If the health reform law is completely struck down, then all these recent gains in child health could be lost. The worst excesses of the health insurance industry – pre-existing conditions, caps on lifetime benefits, lack of preventative care – could return, and America would face the same insurance crisis it did at the start of 2010, with 45 million Americans left without coverage.
A few other scenarios are possible. Health reform’s “individual mandate” provision, which requires nearly all Americans to carry health insurance, could be struck down while leaving the rest of the law intact. This would still be bad news, because this part of the law is what makes it possible to end pre-existing conditions policies. Otherwise, people would be able to abuse the system by only buying health insurance when they get sick.
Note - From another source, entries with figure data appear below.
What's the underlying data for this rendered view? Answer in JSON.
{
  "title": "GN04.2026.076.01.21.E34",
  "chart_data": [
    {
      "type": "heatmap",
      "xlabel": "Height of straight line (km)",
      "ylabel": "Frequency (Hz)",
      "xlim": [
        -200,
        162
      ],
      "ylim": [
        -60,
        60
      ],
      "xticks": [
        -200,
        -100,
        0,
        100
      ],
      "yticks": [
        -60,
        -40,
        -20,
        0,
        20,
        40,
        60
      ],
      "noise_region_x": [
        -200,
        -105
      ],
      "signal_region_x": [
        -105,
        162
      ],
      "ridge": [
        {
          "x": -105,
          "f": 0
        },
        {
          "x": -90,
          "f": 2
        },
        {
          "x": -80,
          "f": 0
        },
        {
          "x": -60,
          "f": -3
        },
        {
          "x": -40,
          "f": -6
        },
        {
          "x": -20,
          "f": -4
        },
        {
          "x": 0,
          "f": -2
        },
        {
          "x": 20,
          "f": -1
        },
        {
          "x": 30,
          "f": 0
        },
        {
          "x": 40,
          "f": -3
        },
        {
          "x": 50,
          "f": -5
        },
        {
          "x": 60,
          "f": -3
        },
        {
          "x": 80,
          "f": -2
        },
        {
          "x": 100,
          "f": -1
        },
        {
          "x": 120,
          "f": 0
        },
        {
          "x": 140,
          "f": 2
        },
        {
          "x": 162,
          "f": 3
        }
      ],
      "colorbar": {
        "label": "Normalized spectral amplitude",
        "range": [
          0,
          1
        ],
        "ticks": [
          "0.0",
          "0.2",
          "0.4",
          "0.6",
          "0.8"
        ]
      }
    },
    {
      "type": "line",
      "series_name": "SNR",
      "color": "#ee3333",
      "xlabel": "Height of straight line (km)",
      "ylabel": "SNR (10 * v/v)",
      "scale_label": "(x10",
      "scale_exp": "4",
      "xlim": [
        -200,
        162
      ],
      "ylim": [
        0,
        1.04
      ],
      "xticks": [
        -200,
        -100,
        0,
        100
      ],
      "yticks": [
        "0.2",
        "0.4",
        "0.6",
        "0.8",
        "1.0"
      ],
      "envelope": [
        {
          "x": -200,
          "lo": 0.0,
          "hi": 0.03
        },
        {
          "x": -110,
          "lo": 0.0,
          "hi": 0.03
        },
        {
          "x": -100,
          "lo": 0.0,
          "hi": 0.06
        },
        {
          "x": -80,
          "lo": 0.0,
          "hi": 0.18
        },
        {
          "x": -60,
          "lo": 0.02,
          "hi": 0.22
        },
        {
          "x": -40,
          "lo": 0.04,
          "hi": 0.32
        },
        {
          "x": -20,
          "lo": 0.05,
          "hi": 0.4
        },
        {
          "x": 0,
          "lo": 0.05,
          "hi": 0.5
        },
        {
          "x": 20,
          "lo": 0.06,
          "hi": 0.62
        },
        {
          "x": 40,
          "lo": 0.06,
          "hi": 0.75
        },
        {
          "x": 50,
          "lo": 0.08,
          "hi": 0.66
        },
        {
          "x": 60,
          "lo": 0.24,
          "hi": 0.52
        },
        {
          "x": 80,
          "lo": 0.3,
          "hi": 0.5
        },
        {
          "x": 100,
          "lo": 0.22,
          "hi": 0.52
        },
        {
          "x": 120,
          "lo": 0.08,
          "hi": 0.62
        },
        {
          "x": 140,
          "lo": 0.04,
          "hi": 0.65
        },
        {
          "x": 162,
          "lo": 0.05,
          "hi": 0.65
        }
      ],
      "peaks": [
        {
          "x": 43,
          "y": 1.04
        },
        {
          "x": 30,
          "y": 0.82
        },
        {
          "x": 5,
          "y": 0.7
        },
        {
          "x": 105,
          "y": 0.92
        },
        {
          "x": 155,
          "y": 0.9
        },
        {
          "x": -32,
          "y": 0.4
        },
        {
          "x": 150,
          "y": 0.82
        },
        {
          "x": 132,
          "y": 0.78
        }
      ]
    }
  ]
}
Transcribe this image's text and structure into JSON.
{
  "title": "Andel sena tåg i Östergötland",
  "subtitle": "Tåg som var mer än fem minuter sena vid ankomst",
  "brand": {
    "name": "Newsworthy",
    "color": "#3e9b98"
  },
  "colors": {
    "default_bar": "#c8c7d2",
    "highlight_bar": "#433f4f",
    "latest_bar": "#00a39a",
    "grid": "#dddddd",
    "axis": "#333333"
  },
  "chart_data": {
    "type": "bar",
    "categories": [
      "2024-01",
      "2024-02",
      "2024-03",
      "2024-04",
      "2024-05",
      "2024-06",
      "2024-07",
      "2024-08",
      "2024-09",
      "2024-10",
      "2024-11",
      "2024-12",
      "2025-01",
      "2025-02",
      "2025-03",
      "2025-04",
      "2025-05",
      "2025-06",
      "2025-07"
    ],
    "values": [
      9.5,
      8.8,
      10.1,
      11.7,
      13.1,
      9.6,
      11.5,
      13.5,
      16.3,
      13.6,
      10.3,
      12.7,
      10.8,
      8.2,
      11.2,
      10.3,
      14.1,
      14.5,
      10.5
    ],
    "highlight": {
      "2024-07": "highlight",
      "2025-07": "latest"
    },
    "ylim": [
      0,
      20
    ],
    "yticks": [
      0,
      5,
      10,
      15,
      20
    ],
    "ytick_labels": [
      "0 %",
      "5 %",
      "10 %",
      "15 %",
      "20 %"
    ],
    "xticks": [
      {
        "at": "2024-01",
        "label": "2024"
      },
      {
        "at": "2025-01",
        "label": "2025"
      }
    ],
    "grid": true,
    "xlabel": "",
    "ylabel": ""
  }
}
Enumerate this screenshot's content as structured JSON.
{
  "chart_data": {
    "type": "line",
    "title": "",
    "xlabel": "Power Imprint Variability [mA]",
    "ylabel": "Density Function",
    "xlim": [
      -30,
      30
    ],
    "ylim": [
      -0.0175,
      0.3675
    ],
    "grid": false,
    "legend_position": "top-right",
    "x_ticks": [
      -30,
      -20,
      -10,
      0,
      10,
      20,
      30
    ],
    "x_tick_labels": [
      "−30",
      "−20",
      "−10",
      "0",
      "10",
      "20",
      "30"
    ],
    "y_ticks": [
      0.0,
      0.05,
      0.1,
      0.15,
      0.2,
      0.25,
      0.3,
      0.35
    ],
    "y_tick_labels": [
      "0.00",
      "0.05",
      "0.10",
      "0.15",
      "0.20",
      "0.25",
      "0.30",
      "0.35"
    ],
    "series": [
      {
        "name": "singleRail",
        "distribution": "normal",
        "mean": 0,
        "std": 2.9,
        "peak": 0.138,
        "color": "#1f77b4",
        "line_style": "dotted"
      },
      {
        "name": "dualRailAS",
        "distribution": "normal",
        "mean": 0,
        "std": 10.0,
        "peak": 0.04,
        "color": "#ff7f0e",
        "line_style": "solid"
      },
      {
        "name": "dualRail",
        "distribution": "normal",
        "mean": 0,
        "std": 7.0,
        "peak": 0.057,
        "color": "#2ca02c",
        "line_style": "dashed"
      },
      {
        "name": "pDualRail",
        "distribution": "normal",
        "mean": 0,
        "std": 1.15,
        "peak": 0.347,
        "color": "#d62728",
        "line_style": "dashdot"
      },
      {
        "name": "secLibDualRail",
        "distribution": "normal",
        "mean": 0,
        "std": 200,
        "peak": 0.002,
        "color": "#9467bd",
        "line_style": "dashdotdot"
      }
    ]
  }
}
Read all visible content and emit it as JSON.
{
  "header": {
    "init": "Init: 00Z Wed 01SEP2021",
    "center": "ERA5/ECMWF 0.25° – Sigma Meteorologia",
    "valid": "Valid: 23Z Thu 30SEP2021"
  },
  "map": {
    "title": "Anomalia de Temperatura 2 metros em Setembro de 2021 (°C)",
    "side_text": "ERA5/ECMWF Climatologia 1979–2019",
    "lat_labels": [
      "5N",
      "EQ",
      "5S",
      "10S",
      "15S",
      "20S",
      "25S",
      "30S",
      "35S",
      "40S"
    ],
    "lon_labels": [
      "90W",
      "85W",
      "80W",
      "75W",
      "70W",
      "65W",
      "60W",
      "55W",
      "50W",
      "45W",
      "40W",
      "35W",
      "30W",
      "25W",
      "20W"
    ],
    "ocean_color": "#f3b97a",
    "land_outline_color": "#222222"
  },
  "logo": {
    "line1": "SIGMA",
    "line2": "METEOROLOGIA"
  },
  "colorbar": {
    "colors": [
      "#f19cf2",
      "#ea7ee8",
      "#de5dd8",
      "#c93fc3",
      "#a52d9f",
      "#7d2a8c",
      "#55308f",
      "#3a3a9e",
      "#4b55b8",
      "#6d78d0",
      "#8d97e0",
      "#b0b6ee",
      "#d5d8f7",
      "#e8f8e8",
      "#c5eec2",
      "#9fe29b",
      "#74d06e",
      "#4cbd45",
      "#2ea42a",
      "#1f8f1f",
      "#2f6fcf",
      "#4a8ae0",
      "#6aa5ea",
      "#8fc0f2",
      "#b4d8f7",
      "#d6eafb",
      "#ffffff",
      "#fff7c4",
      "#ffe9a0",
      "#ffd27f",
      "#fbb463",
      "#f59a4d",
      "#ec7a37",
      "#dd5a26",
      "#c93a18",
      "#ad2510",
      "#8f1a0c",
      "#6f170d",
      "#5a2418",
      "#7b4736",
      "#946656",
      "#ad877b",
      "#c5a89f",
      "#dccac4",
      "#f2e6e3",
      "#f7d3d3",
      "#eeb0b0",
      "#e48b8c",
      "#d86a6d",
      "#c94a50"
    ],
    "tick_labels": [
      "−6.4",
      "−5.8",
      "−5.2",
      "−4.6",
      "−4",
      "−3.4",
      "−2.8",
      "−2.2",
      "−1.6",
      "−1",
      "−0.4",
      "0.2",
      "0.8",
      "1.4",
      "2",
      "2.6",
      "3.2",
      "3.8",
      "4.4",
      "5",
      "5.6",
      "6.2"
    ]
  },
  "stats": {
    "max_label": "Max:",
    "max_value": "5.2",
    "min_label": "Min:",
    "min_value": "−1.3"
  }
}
The health reform law also means that Medicaid would get a boost, but that is also in jeopardy. Right now, health insurance exchanges and a planned expansion of Medicaid would provide coverage to as many as an additional 7 – 8 million children. Not only could those kids lose out, but the legal foundation of many federal-state partnerships like Head Start could face a legal challenge if the expansion of Medicaid is struck down.
Legal issues aside, our children need the kind of protections passed in the health reform law. If they’re upheld, it would be a victory for child health. If they’re struck down, we must go to Congress and win these protections back.